Sapho症候群の診断でリウマチ専門医が探すべきもの
図3:患者3の胸鎖骨領域におけるびらん性病変;コンピュータ断層撮影。 手術時に得られた標本の培養は陰性であった。
患者1
17歳の男性は、胸椎および右内側鎖骨および手のひらおよび靴底の皮膚病変に痛みを呈し、以前は膿疱性乾癬と診断された。 感染を懸念していた別の医師によって行われた胸骨の生検では、肉芽腫形成を伴わない慢性骨髄炎を示した。 すべての微生物培養研究は陰性であった。 胸椎の磁気共鳴イメージング(MRI)は、T7椎骨で増加した取り込みを示した(図1を参照)。 この骨の生検では,形質細胞が存在し,まれなリンパ球を伴う骨髄線維症を示した。 微生物培養物は無菌であった。 経口およびその後の非経口ビスホスホネートおよびエタネルセプトによる治療はすべて無効であった。 その後、彼は数ヶ月間インフリキシマブで治療され、以前にT7で見られたMRI異常のかなりの症候性の軽減と解消が行われた(図2参照)。
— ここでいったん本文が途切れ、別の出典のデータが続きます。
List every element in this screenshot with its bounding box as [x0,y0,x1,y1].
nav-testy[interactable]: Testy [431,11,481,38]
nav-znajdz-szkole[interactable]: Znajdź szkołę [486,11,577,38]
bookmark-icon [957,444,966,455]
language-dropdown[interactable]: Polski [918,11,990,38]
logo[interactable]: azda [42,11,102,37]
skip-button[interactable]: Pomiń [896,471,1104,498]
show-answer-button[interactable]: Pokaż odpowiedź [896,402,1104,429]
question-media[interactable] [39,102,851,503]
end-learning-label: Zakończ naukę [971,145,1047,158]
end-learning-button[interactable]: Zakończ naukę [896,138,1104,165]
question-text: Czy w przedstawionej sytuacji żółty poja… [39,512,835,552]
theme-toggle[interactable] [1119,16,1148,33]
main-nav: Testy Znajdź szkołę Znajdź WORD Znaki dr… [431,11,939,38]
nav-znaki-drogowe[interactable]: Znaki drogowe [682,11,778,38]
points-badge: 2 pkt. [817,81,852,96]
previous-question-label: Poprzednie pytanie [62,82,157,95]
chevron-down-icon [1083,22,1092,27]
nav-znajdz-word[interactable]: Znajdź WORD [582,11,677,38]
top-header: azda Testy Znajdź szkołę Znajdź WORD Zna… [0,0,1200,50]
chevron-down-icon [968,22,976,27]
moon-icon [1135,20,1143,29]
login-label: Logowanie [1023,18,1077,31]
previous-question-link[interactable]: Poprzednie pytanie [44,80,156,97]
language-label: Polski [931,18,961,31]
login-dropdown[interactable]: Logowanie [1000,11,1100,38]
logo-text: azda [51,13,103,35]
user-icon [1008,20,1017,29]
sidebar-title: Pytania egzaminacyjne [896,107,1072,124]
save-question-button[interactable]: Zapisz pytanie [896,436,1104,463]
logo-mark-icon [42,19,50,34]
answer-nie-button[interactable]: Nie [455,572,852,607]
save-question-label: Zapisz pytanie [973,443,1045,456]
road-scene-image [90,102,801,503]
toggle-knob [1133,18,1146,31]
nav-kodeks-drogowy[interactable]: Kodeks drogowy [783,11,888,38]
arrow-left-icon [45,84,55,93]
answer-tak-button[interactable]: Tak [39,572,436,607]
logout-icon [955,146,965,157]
時間の経過とともに、インフリキシマブの用量が漸進的に増加したにもかかわらず、彼は重大な痛みを訴え続けた。 彼はその後、いくつかの改善と毎月ゴリムマブ50mgで治療されました。 皮膚病変に対して光線療法を処方した。 皮膚病変は改善したが,八ヶ月後に背中の痛みは悪化した。 患者は隔週アダリムマブ40mgに切り替えた。 彼は痛みの軽減のために麻薬性鎮痛薬を必要とし続けています。
患者2
59歳の女性が胸椎と肩に重度の痛みを発症しました。 胸椎のx線写真は、T7レベルで疑わしい病変を示した。 病変の生検では非特異的所見を示し,微生物培養は陰性であった。 手のひら上の発疹の生検は好中球性膿ほう症と一致していた。 治療はシプロフロキサシンとトリメトプリム/スルファメトキサゾールで開始した。 しかし、患者はパミドロネート静脈内のいくつかの用量での治療が一時的に有用であったために前胸痛を無効にすることを開発しました。